共享私有模型不仅能学习语言无关的特征,而且能捕捉语言依赖的信息。语言对
抗策略保证了共享层尽可能多地学习通用特征。语言无关的通用特征能显著地提
高目标声学模型的性能。在IARPA Babel 数据集上的实验结果表明,基于语言对
抗学习的模型参数迁移方法与经典的跨语言参数迁移方法相比,词错误率最多相
对下降了9.7%。
(3)若直接对基于联结时序分类(connectionist temporal classification,CTC)
的端到端声学模型进行参数调整,可能会破坏该模型的概率分布,从而引起过拟合
的问题。当自适应数据很少时,过拟合问题更为严重。为了避免此问题,本文提出
了基于CTC 正则口音自适应的后验概率迁移方法。这种方法的核心思想是在标准
的CTC 损失函数上增加一个正则化项,从而迫使自适应模型的后验概率分布尽可
能接近口音独立模型的后验概率分布。换言之,从口音独立模型中迁移后验概率
辅助自适应模型学习。在普通话方言口音公共数据集RASC863 和CASIA 上的实
验结果显示,本文所提方法不仅明显优于口音独立的基线模型,而且比L2 和线性
隐层网络(linear hidden network,LHN)自适应方法更有效,尤其是当自适应数
据只有1000 句时。
此外,本文不仅取得了阶段性的研究成果,而且相关研究成果已被成功应用于
语音识别系统中。就不同语言的跨语言迁移而论,我们利用本文提出的瓶颈特征
和模型参数迁移方法为粤语、上海话和蒙古语等小语种构建了语音识别系统。就
相同语言的跨口音迁移而论,我们利用本文所提CTC 正则的后验概率迁移方法对
声学模型进行自适应。所构建的普通话语音识别系统达到可实用的程度,目前已
应用于客服质检和对话系统中。

 

Other Abstract
Deep neural network based acoustic models have obtained significant improvement for automatic speech recognition (ASR) systems. However, deep neural network are highly effective when trained with large amounts of transcribed speech data. While such annotations may not be readily available for most languages. Moreover, resource-rich language like Mandarin also has annotation sparsity problem when ASR systems deal with different accented speech. Without any question, data collection and annotation are much time and money-consuming. Therefore, it is valuable and challenging to address this problem. The goal of this thesis is to use transfer learning to address the challenges for low-resource deep neural network based acoutic models. In other words, this thesis uses transfer learning to tranfer the knowledge from other languages to the novel target language.

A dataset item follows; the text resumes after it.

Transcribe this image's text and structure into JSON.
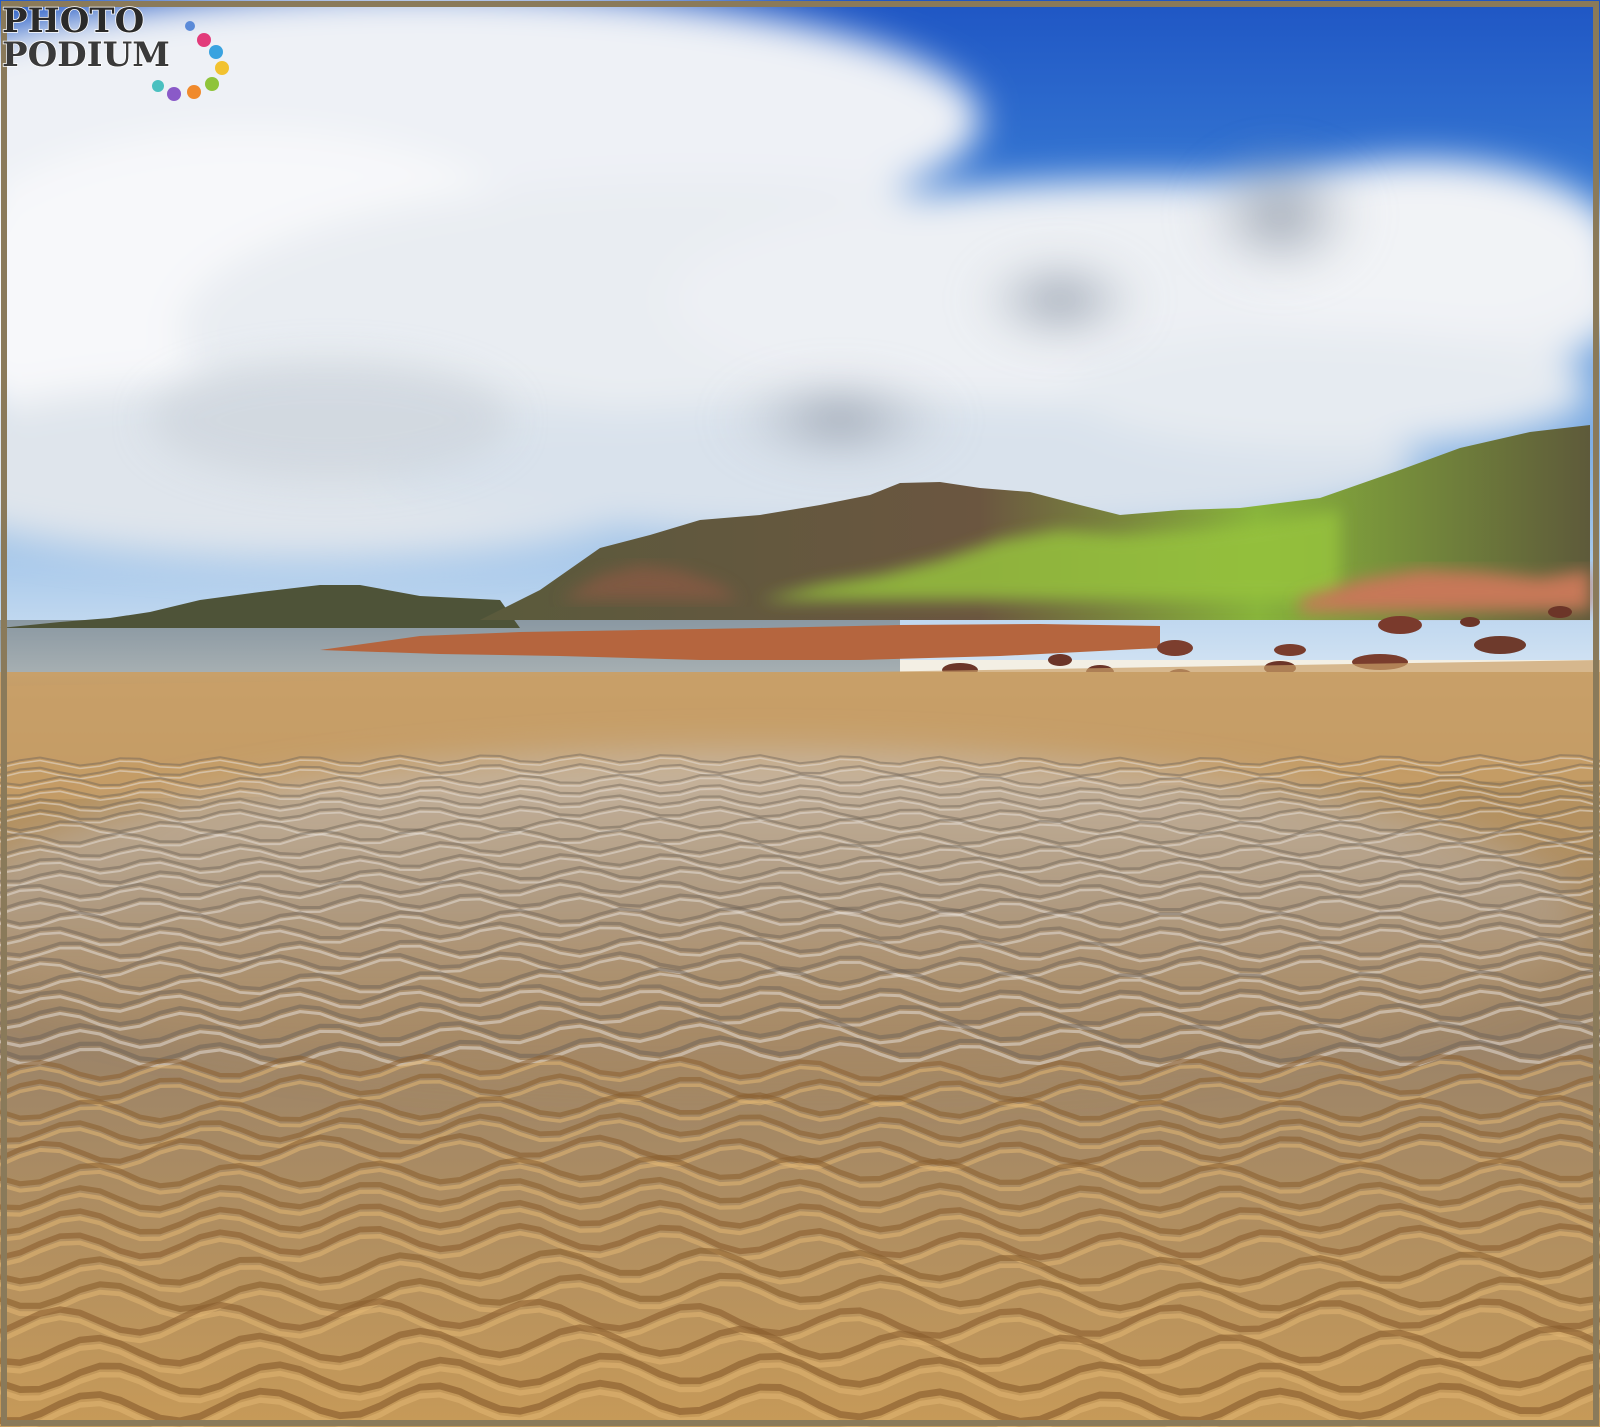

In particular, this thesis focuses on two transfer learning scenarios: transferring across different languages and transferring cross accents for the same language. This thesis proposes three novel transfer learning approaches to improve the performance of the low-resource language. The main contributions of this thesis are as follows.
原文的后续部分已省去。